The Dance Exchange expects to resume its stimulating performance-discussion series with guest artists and scholars from various disciplines and cities in the spring. Choreographer Maida Withers is working on a new piece for her Dance Construction Company for the new year and plans to organize another Washington Dance Directions festival at George Washington University in June. The Maryland Dance Theater will appear at Tawes Theatre April 5. The D.C. Contemporary Dance Theater will present a program including Loyce Houlton's "Wingborne" at Cramton Auditorium in January, and another, with a new work by Mike Malone, at UDC in April. The Daniel West Dancers will offer a premiere at the Montgomery College Performing Arts Center in March.

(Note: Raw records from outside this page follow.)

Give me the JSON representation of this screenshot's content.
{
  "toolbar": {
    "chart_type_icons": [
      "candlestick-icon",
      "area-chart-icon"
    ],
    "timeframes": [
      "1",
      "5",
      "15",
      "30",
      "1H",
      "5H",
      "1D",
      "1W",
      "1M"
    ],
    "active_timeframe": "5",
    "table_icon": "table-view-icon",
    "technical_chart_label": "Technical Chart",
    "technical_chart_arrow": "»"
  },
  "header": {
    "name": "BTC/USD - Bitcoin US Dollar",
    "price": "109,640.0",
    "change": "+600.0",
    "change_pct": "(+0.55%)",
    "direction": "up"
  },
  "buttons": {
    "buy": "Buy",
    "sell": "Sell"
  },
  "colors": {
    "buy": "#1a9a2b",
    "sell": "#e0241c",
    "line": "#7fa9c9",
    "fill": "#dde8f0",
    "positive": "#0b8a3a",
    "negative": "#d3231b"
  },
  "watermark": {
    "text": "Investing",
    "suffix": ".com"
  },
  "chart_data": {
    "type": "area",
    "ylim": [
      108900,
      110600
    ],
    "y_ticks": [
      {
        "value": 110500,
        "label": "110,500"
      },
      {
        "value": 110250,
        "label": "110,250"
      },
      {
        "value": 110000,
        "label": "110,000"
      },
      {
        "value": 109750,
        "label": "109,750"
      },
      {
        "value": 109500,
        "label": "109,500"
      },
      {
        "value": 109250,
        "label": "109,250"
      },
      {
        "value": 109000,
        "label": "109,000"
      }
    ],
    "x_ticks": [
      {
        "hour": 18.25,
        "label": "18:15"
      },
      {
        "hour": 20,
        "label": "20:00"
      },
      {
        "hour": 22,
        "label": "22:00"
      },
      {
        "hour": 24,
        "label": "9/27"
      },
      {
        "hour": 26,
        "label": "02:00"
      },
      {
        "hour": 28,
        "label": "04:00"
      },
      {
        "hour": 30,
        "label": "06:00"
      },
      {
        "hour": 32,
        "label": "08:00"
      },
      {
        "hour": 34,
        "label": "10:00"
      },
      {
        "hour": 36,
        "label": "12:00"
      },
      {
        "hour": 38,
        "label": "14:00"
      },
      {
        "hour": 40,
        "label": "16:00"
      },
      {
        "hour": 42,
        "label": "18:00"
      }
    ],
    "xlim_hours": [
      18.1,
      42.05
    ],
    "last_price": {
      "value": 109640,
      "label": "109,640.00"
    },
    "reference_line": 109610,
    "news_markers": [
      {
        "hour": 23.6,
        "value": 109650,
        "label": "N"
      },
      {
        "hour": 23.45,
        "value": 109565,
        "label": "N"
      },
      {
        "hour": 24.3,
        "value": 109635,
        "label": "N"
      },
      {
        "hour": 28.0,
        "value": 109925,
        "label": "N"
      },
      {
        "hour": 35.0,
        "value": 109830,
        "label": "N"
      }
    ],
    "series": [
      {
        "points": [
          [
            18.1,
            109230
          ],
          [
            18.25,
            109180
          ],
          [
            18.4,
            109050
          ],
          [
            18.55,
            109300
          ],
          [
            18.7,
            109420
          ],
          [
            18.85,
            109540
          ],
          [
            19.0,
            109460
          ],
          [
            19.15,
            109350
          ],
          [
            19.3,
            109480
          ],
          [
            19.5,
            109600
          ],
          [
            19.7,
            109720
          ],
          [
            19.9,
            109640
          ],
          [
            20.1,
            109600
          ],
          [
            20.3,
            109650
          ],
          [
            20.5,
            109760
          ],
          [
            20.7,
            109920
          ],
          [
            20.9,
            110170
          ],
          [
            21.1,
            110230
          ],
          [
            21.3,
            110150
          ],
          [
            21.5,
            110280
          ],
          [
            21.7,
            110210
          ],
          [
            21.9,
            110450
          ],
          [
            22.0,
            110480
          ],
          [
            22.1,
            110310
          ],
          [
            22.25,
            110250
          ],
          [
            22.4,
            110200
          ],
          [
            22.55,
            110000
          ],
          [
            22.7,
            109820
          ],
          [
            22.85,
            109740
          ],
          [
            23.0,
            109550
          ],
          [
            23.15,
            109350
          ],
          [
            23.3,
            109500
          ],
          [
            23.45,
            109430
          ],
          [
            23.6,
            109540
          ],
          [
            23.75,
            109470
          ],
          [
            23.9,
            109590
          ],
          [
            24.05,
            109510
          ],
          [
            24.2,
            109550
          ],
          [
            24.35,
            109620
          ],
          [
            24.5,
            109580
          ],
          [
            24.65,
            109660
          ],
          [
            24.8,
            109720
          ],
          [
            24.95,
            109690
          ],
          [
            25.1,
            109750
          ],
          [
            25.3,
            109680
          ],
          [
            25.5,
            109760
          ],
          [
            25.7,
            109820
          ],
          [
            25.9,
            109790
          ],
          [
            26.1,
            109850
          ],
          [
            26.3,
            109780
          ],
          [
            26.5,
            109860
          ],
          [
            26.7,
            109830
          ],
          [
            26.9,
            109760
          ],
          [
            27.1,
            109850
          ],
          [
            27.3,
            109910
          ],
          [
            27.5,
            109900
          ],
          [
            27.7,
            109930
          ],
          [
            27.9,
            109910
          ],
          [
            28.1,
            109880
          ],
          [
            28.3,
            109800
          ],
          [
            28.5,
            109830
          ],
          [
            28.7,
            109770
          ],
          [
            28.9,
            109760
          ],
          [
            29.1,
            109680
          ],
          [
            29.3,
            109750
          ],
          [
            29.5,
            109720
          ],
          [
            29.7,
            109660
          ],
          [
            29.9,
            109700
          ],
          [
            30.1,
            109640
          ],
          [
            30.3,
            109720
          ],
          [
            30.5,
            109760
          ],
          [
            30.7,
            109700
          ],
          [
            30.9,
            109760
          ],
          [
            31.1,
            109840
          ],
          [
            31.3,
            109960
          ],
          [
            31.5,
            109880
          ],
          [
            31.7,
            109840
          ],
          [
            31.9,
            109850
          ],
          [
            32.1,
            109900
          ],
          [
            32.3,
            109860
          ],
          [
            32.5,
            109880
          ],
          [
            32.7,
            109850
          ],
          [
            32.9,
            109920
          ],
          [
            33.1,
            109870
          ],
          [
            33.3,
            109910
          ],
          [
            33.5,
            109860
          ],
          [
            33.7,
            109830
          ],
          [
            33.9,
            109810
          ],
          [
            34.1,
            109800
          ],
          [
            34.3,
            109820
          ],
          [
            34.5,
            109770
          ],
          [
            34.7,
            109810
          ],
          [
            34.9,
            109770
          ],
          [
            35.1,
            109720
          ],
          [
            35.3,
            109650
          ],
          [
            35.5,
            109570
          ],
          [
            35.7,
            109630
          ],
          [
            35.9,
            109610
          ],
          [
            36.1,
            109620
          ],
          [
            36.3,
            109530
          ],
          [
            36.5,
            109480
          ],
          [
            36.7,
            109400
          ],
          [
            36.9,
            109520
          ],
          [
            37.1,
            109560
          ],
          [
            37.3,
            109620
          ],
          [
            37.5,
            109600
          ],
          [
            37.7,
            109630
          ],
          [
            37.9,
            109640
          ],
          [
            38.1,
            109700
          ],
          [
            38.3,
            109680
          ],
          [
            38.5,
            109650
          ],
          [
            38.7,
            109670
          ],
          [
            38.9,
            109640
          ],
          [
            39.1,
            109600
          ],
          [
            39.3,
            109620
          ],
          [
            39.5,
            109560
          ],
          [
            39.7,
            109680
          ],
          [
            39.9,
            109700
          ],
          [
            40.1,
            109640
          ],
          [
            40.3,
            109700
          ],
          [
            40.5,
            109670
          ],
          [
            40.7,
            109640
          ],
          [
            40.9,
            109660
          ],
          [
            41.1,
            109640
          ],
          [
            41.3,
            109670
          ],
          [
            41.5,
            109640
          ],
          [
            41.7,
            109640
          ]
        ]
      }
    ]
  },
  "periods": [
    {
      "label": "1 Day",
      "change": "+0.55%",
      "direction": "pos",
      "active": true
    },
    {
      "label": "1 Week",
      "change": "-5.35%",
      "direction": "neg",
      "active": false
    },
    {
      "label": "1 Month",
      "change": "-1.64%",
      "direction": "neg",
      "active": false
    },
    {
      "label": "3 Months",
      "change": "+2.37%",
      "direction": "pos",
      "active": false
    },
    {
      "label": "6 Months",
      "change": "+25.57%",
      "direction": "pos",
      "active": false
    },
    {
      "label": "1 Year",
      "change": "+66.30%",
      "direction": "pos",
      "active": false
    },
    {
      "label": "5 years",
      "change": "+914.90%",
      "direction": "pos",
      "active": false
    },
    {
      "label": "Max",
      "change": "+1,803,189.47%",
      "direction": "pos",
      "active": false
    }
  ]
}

The Joffrey II company will be appearing at George Mason University's Harris Theatre on Jan. 22. At GMU's own Dance Company spring concert at the Harris in April, a new work by Marta Renzi will be shown. Choreographer Jeff Duncan will also have a studio showing at GMU the same month. Mount Vernon College plans to mount a sequel to last year's "Spring Moves" festival in April and May. Dance Arts Moving Arts is working on a dance film series. The Alexandria-based Coda troupe, about to choose a new artistic director, plans a gala performance in April, among other '86 activities. The Jewish Community Center has scheduled performances by the Center Dance Ensemble, the Deaf Dimensions troupe and Frances Smith Cohen and Friends at its own Kreeger Auditorium in 1986, but will present its annual Choreographers Showcase at the Publick Playhouse in February. Also at Publick Playhouse will be performances by the Kotobuki Kai troupe and the American Contemporary Ballet Company, both in June.

Finally, an appealing prospect for next summer: Kennedy Center says it may be presenting both the Paris Opera Ballet, led by Rudolf Nureyev, and the National Ballet of Spain.